Spreading the Risk
by James Cavuoto, editor
Neurotechnology researchers and manufacturers are well aware that clinical trials and the collection of evidence supporting a new therapy are important elements of the commercialization process. No one in this field would argue that advanced medical products, particularly implantable devices with sophisticated electronic components should be marketed without some degree of testing to ensure that the products are safe and do what they’re supposed to do.
The problem is that the testing process is not standard; different regulatory bodies in different locations have different rules for what procedures to follow and what standard of evidence is required. And once a new product is approved for sale, manufacturers often have to begin the testing process all over again to satisfy one or more payment organizations.
As we report in this issue, there have been several efforts to address the issue of redundant or conflicting approval processes from regulators and payers. These include the parallel review program between the FDA and CMS in the U.S., the ill-fated MCIT program, which would have guaranteed a national coverage determination for breakthrough devices once they got approved, and the current TCET idea being floated by CMS in its wake.
But even if these efforts prove successful, neurotech vendors will still face a plethora of different standards from various agencies and insurers. A case in point is the state of Washington, which stands out from the other 49 states by refusing to cover pain neuromodulation systems in its workers comp or Medicaid policies. What’s worse is that the state’s Health Care Authority appears to have no interest in engaging with clinicians or investigators with a different point of view or the or with any of the professional pain and rehabilitation societies that banded together to request relief.
Differences of opinion are becoming more commonplace in this country so it should not come as a surprise when two different experts or two different organizations looking at the same data reach dramatically different conclusions. Moreover, even if everyone agreed that a new neurotech product was safe and effective and also reasonable and necessary—the two somewhat arbitrary standards used by the FDA and CMS respectively—that doesn’t mean that there’s enough money in the system to reimburse clinicians and vendors who use the device.

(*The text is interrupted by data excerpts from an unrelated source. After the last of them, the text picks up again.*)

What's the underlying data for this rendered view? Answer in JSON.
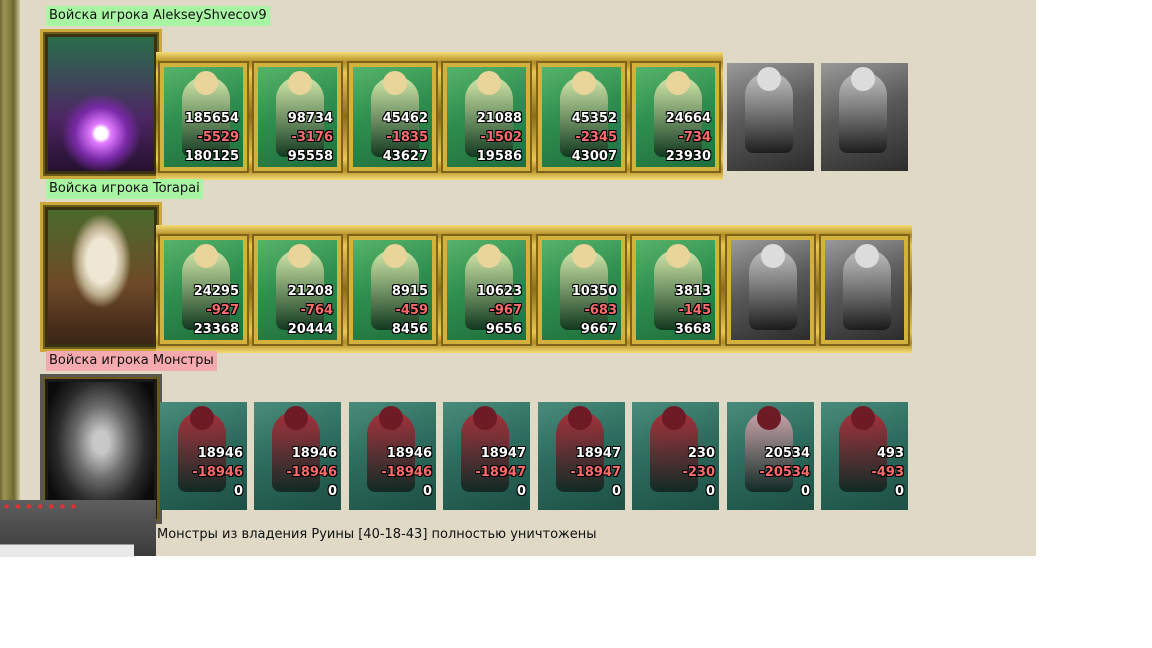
{
  "colors": {
    "panel_bg": "#dfd9c5",
    "label_green": "#a8f5a4",
    "label_pink": "#f5aab0",
    "number_white": "#ffffff",
    "number_red": "#ff6a6a",
    "gold_frame": "#d2b23d"
  },
  "armies": [
    {
      "label": "Войска игрока AlekseyShvecov9",
      "label_color": "green",
      "portrait_icon": "dark-elf-hero-portrait-icon",
      "units": [
        {
          "icon": "dwarf-warrior-icon",
          "start": "185654",
          "loss": "-5529",
          "left": "180125",
          "framed": true
        },
        {
          "icon": "blade-dancer-icon",
          "start": "98734",
          "loss": "-3176",
          "left": "95558",
          "framed": true
        },
        {
          "icon": "elf-guardian-icon",
          "start": "45462",
          "loss": "-1835",
          "left": "43627",
          "framed": true
        },
        {
          "icon": "griffin-icon",
          "start": "21088",
          "loss": "-1502",
          "left": "19586",
          "framed": true
        },
        {
          "icon": "elf-archer-icon",
          "start": "45352",
          "loss": "-2345",
          "left": "43007",
          "framed": true
        },
        {
          "icon": "druid-icon",
          "start": "24664",
          "loss": "-734",
          "left": "23930",
          "framed": true
        },
        {
          "icon": "monk-unit-grey-icon",
          "framed": false
        },
        {
          "icon": "elder-druid-grey-icon",
          "framed": false
        }
      ]
    },
    {
      "label": "Войска игрока Torapai",
      "label_color": "green",
      "portrait_icon": "barbarian-skull-hero-portrait-icon",
      "units": [
        {
          "icon": "dwarf-warrior-icon",
          "start": "24295",
          "loss": "-927",
          "left": "23368",
          "framed": true
        },
        {
          "icon": "blade-dancer-icon",
          "start": "21208",
          "loss": "-764",
          "left": "20444",
          "framed": true
        },
        {
          "icon": "elf-guardian-icon",
          "start": "8915",
          "loss": "-459",
          "left": "8456",
          "framed": true
        },
        {
          "icon": "griffin-icon",
          "start": "10623",
          "loss": "-967",
          "left": "9656",
          "framed": true
        },
        {
          "icon": "elf-archer-icon",
          "start": "10350",
          "loss": "-683",
          "left": "9667",
          "framed": true
        },
        {
          "icon": "druid-icon",
          "start": "3813",
          "loss": "-145",
          "left": "3668",
          "framed": true
        },
        {
          "icon": "monk-unit-grey-icon",
          "framed": true
        },
        {
          "icon": "elder-druid-grey-icon",
          "framed": true
        }
      ]
    },
    {
      "label": "Войска игрока Монстры",
      "label_color": "pink",
      "portrait_icon": "monster-demon-mask-portrait-icon",
      "units": [
        {
          "icon": "troll-monster-icon",
          "start": "18946",
          "loss": "-18946",
          "left": "0",
          "framed": false
        },
        {
          "icon": "golem-monster-icon",
          "start": "18946",
          "loss": "-18946",
          "left": "0",
          "framed": false
        },
        {
          "icon": "orc-shaman-monster-icon",
          "start": "18946",
          "loss": "-18946",
          "left": "0",
          "framed": false
        },
        {
          "icon": "gargoyle-monster-icon",
          "start": "18947",
          "loss": "-18947",
          "left": "0",
          "framed": false
        },
        {
          "icon": "spider-monster-icon",
          "start": "18947",
          "loss": "-18947",
          "left": "0",
          "framed": false
        },
        {
          "icon": "red-demon-monster-icon",
          "start": "230",
          "loss": "-230",
          "left": "0",
          "framed": false
        },
        {
          "icon": "crystal-golem-monster-icon",
          "start": "20534",
          "loss": "-20534",
          "left": "0",
          "framed": false
        },
        {
          "icon": "lich-monster-icon",
          "start": "493",
          "loss": "-493",
          "left": "0",
          "framed": false
        }
      ]
    }
  ],
  "result_message": "Монстры из владения Руины [40-18-43] полностью уничтожены"
}
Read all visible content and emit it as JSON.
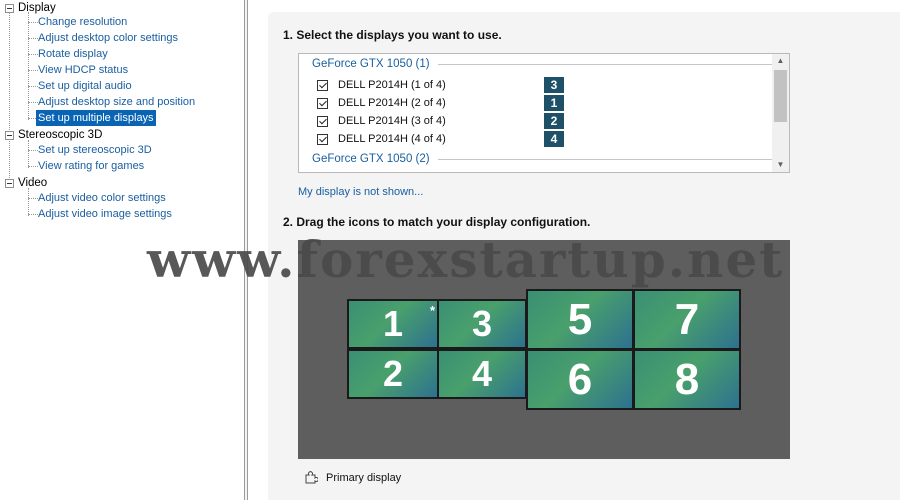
{
  "tree": {
    "categories": [
      {
        "label": "Display",
        "items": [
          "Change resolution",
          "Adjust desktop color settings",
          "Rotate display",
          "View HDCP status",
          "Set up digital audio",
          "Adjust desktop size and position",
          "Set up multiple displays"
        ]
      },
      {
        "label": "Stereoscopic 3D",
        "items": [
          "Set up stereoscopic 3D",
          "View rating for games"
        ]
      },
      {
        "label": "Video",
        "items": [
          "Adjust video color settings",
          "Adjust video image settings"
        ]
      }
    ],
    "selected": "Set up multiple displays"
  },
  "step1": {
    "title": "1. Select the displays you want to use.",
    "groups": [
      "GeForce GTX 1050 (1)",
      "GeForce GTX 1050 (2)"
    ],
    "displays": [
      {
        "label": "DELL P2014H (1 of 4)",
        "badge": "3",
        "checked": true
      },
      {
        "label": "DELL P2014H (2 of 4)",
        "badge": "1",
        "checked": true
      },
      {
        "label": "DELL P2014H (3 of 4)",
        "badge": "2",
        "checked": true
      },
      {
        "label": "DELL P2014H (4 of 4)",
        "badge": "4",
        "checked": true
      }
    ],
    "link": "My display is not shown..."
  },
  "step2": {
    "title": "2. Drag the icons to match your display configuration.",
    "monitors": [
      "1",
      "3",
      "5",
      "7",
      "2",
      "4",
      "6",
      "8"
    ],
    "primary_marker": "*"
  },
  "legend": {
    "primary_label": "Primary display"
  },
  "watermark": "www.forexstartup.net",
  "colors": {
    "selection": "#0a64b4",
    "link": "#1a5fa0",
    "badge": "#1e5168",
    "canvas": "#5e5e5e"
  }
}
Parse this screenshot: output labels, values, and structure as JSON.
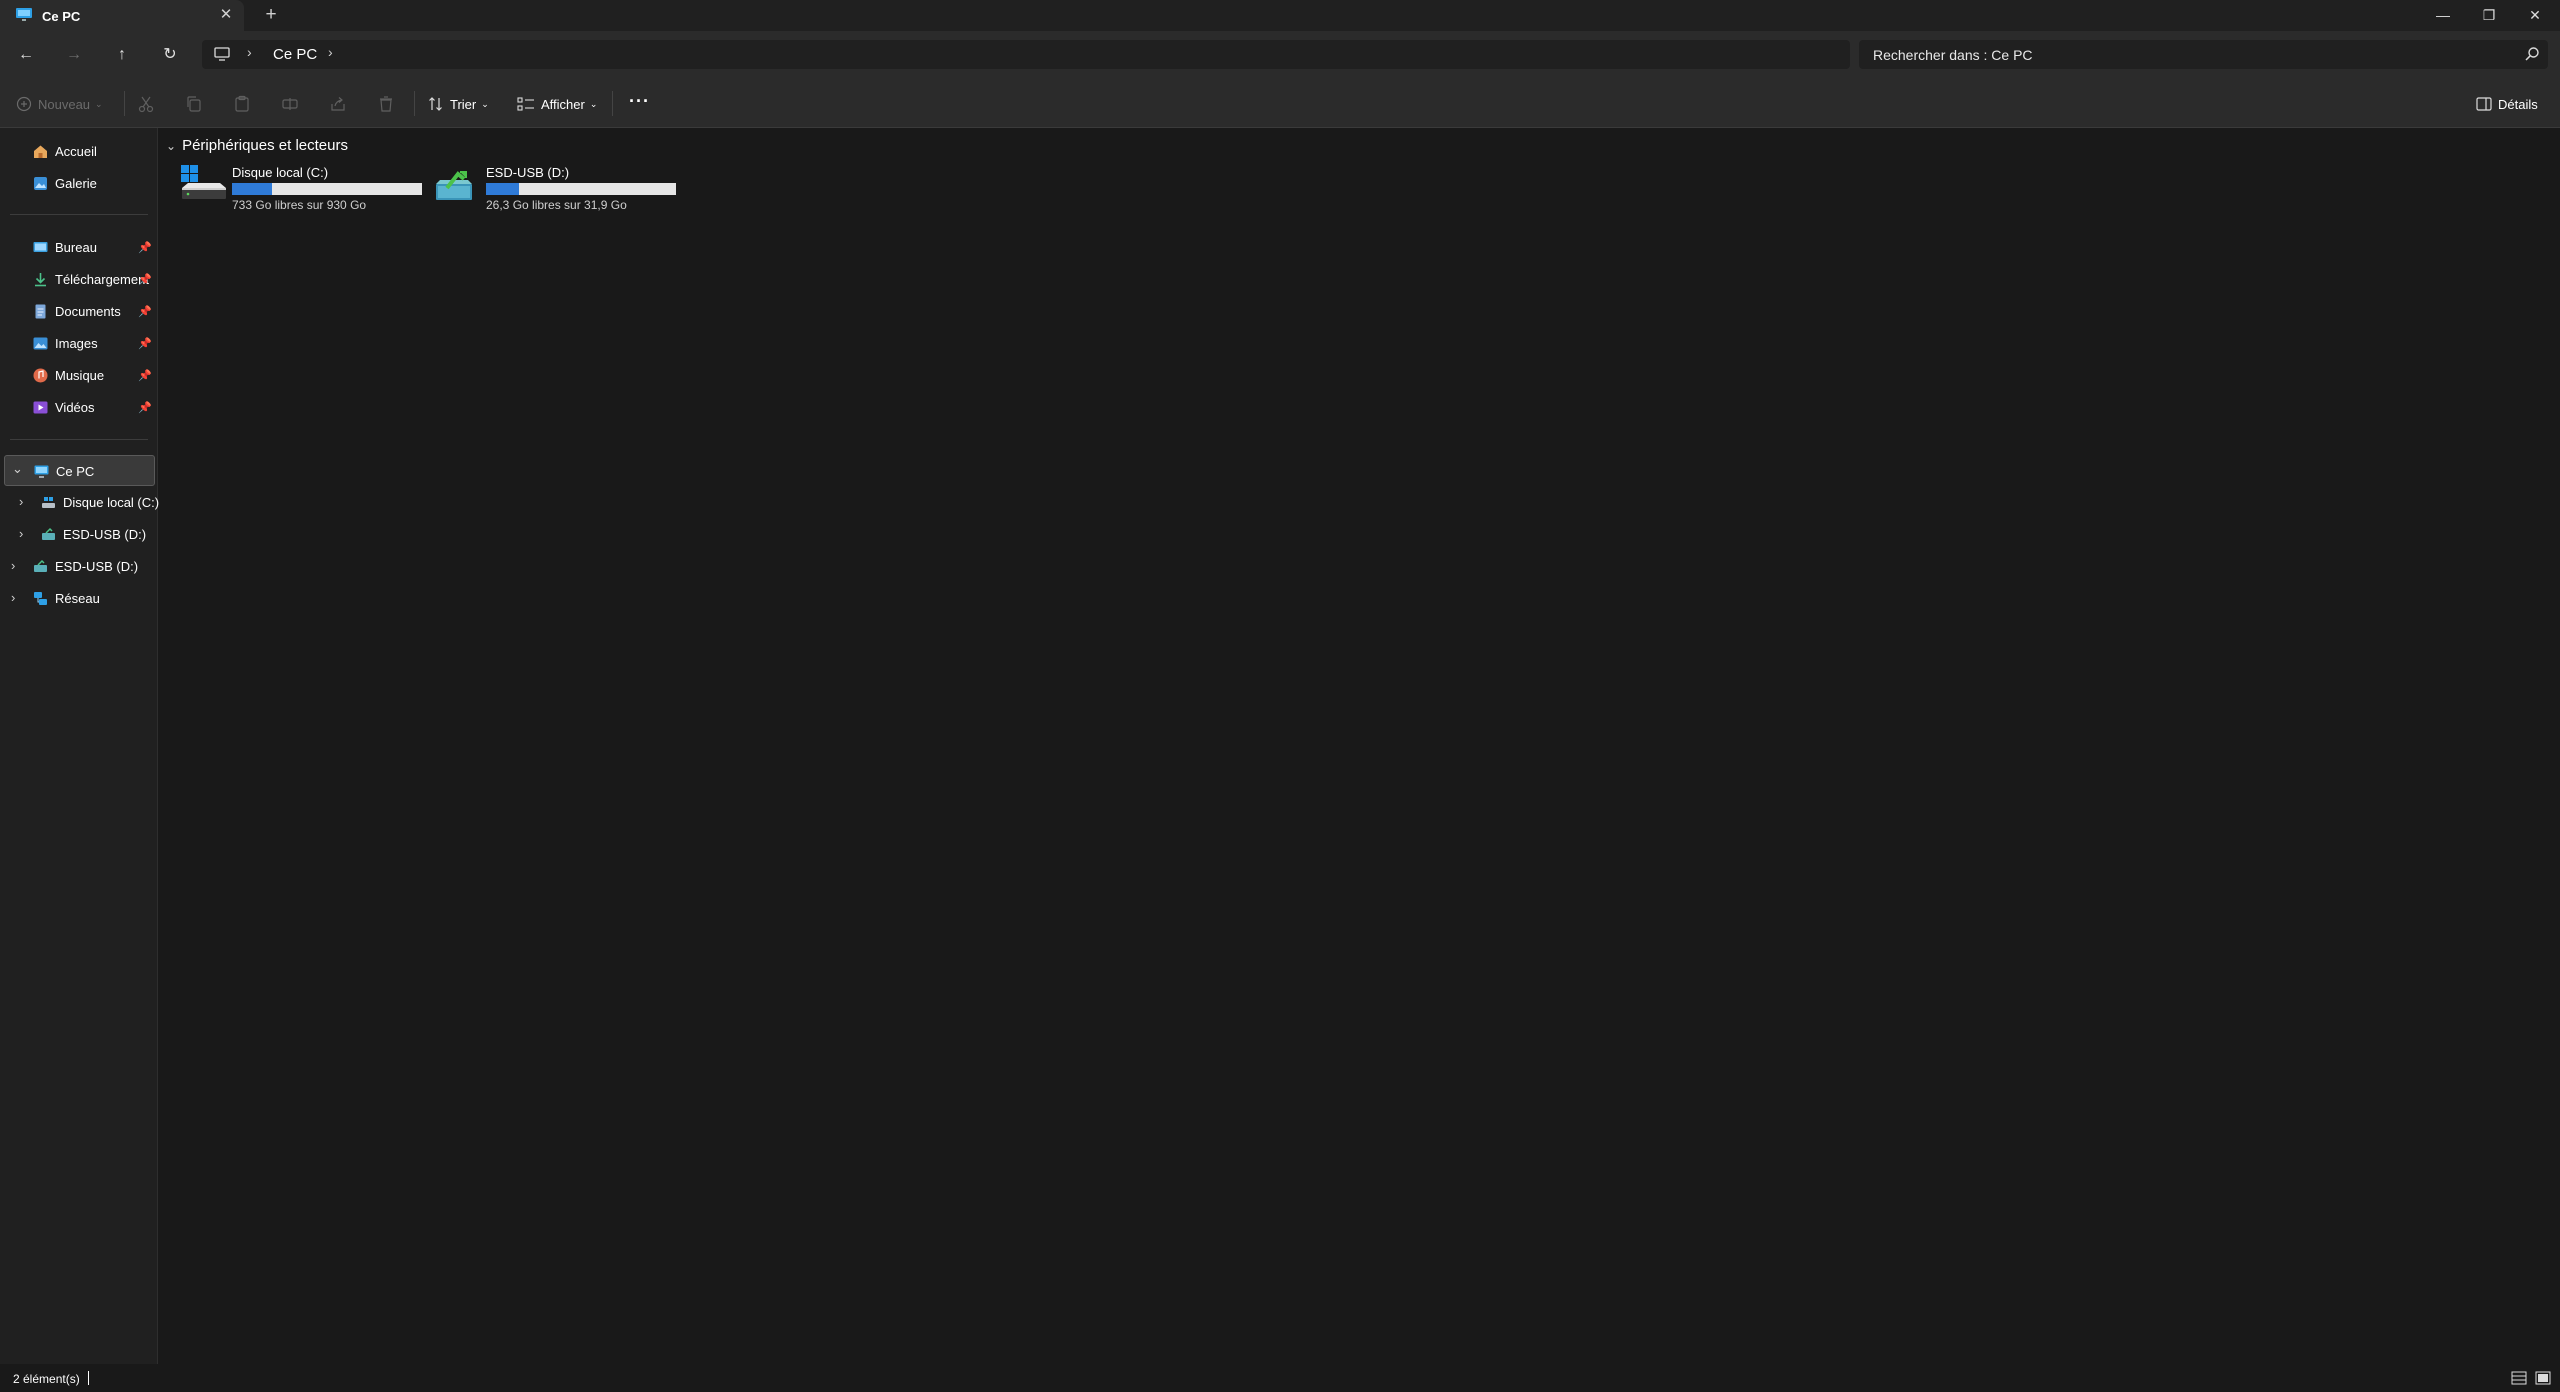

An idea we’ve floated before is for the government to ask private insurers to step in and underwrite financial “trials” of a new therapy. If the new device or procedure ends up saving the insurer money over the long term when trialled with a subset of their ratepayers, then they could take their results to CMS so that the agency could roll it out on a national basis and thus save U.S. taxpayers a bundle. In return, the private payer would receive a spiff from the government in the form of a percentage—say 5 to 10%—of the actual cost savings the government realizes as a result of implementing the new therapy of procedure.
This would not only offer startups a source of revenue in the early stages of their commercialization, it would also alleviate the pressure on CMS to reflexively delay or disallow coverage for expensive new technology since they will already have assurance that the new therapy is not only reasonable and necessary, but cost-effective too.